Ah, now *these* quotes I can do. Let's begin with: "Mooooorrrrdoooorrrr!"
One of the advantages of filming The Lord of the Rings in a country like New Zealand is that, when one reaches the final film and realises a bleak, desolate volcanic landscape is required, there just happens to be a bleak, desolate volcanic landscape in the centre of the North Island. The Tongariro National Park encompases three active volcanoes. The ickle Tongariro itself. The massive, multi peaked Mt. Ruapehu and the impressive single coned Ngauruhoe. The latter two were both utilised in some way to create the iconic Mount Doom in the film trilogy, with Rhapehu's slopes giving way to Ngauruhoe's peak. And very impressive they both are to walk around, too.
"My precious!.... etc. etc.
The premiere walk of choice in the park is the one day Tongariro Crossing. A seventeen kilometre hike encompassing scrublands at the base of Ngauruhoe, followed by a dizzying climb up to its base, desolate hours of walking and climbing its awesome Red Crater, followed by a slow descent through more plains to alpine scrub, hot springs and eventually lush bush. It's one of the world's great one day walks through sheer variety of landscape, and attracts hundreds of nutcases a day who want to climb for two hours for those coverted photos and aching thighs. Note, for example, the Devil's Staircase. Gollum, Sam and Frodo never had it this tough:
"Up, up, up the stairs..."
At this point the Aussies decided they hadn't caused themselves enough physical pain in the past few days and headed off to summit the scree sloped Ngauruhoe.
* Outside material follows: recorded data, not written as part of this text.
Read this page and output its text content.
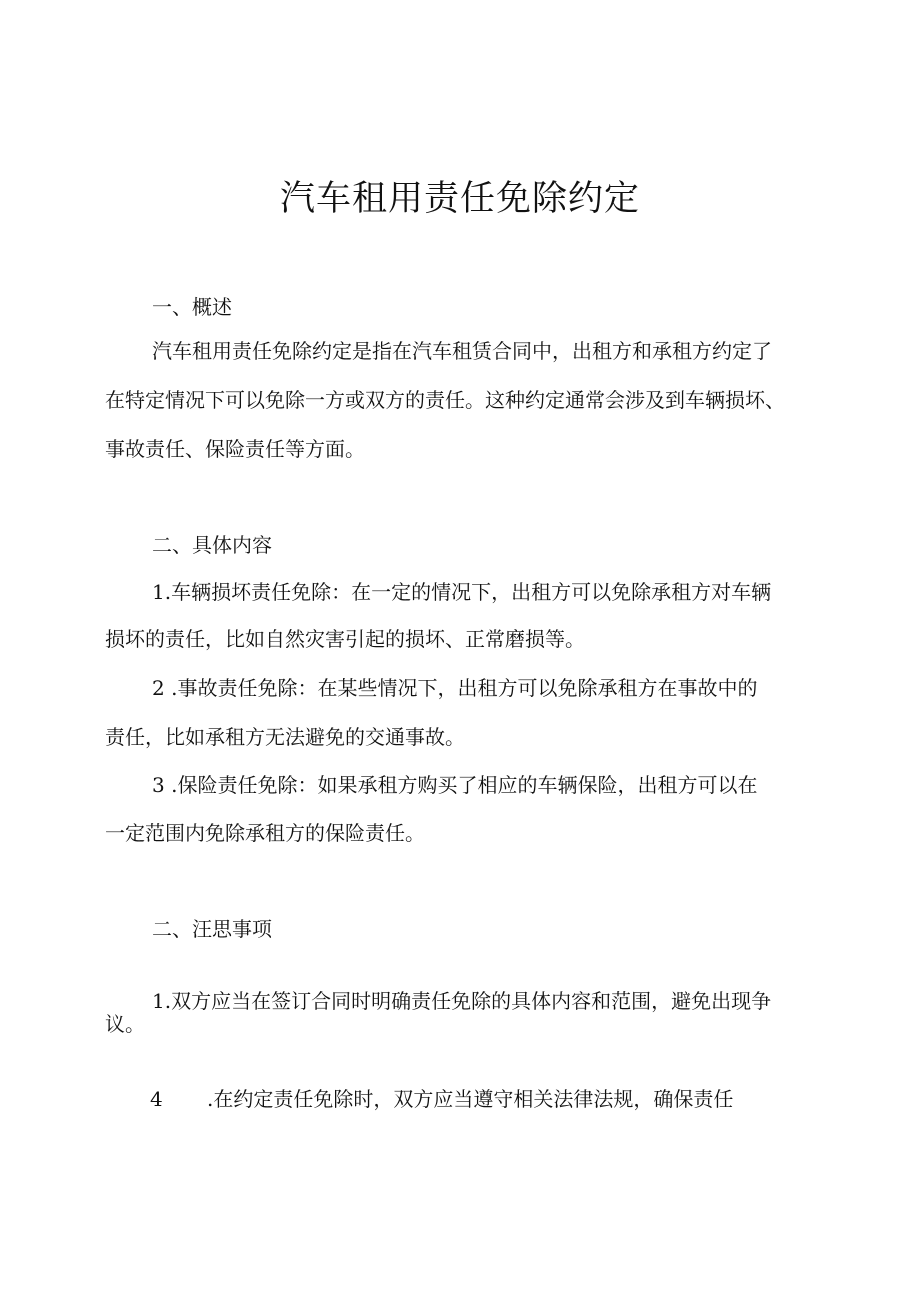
汽车租用责任免除约定

一、概述

汽车租用责任免除约定是指在汽车租赁合同中，出租方和承租方约定了

在特定情况下可以免除一方或双方的责任。这种约定通常会涉及到车辆损坏、

事故责任、保险责任等方面。

二、具体内容

1.车辆损坏责任免除：在一定的情况下，出租方可以免除承租方对车辆

损坏的责任，比如自然灾害引起的损坏、正常磨损等。

2 .事故责任免除：在某些情况下，出租方可以免除承租方在事故中的

责任，比如承租方无法避免的交通事故。

3 .保险责任免除：如果承租方购买了相应的车辆保险，出租方可以在

一定范围内免除承租方的保险责任。

二、汪思事项

1.双方应当在签订合同时明确责任免除的具体内容和范围，避免出现争

议。

4 .在约定责任免除时，双方应当遵守相关法律法规，确保责任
I, not being a fan of 'two steps forward, one step back' climbing and knowing from Lord of the Rings that Mount Doom can be hazardous to one's fingers (Bronwyn scraped all the skin off the top of hers) decided to push on to the next crater climb.
"One does not simply walk into Morder... How about a catapault?"
After the crazy conditions and distances travelled at Taranki, a perfect day's conditions in Tongariro presented few problems. After reuniting with the Aussies at the Emerald Lakes we headed for our last climb and the downhill trek back to ground level.
"Nothing ever dampens your spirit, does it, Sam?"
The Tongariro Crossing is billed as a six hour walk. At Aussie speed, it takes five although wiser birds might want to take a little more time on the ridges. Oh, and let's not forget the two and a half hour side scramble they decided to take... Crazy people... But whatever your level of fitness or madness, it's heartily recommended.
For our final stint in Tongariro, we took a quick janut up to the Whakapapa Ski Fields, where the Last Allience fought their impressive and very brown battle at the start of The Fellowship of the Ring and where Gollum first tangled with Sam and Frodo in The Two Towers. It's a big area covered with rock. And if it's not covered in rock, it's covered in snow. Typical New Zealand mountain, really.
"He's a nasty, fat hobbit!"
And so that was our Christmas season. And we did all eventually get presents from New Zealand. Chris got a badly stubbed toe, Bronwyn's finger and a recurrance of an old gymnastics injury and me an irritatingly aching right knee. Still, it could always have been worse. Nobody lost a finger. Or a ring.
"This is your test..." Okay, I've got them all out of my system, now. And I didn't even have to use that 'beautiful and terrible as the dawn' one.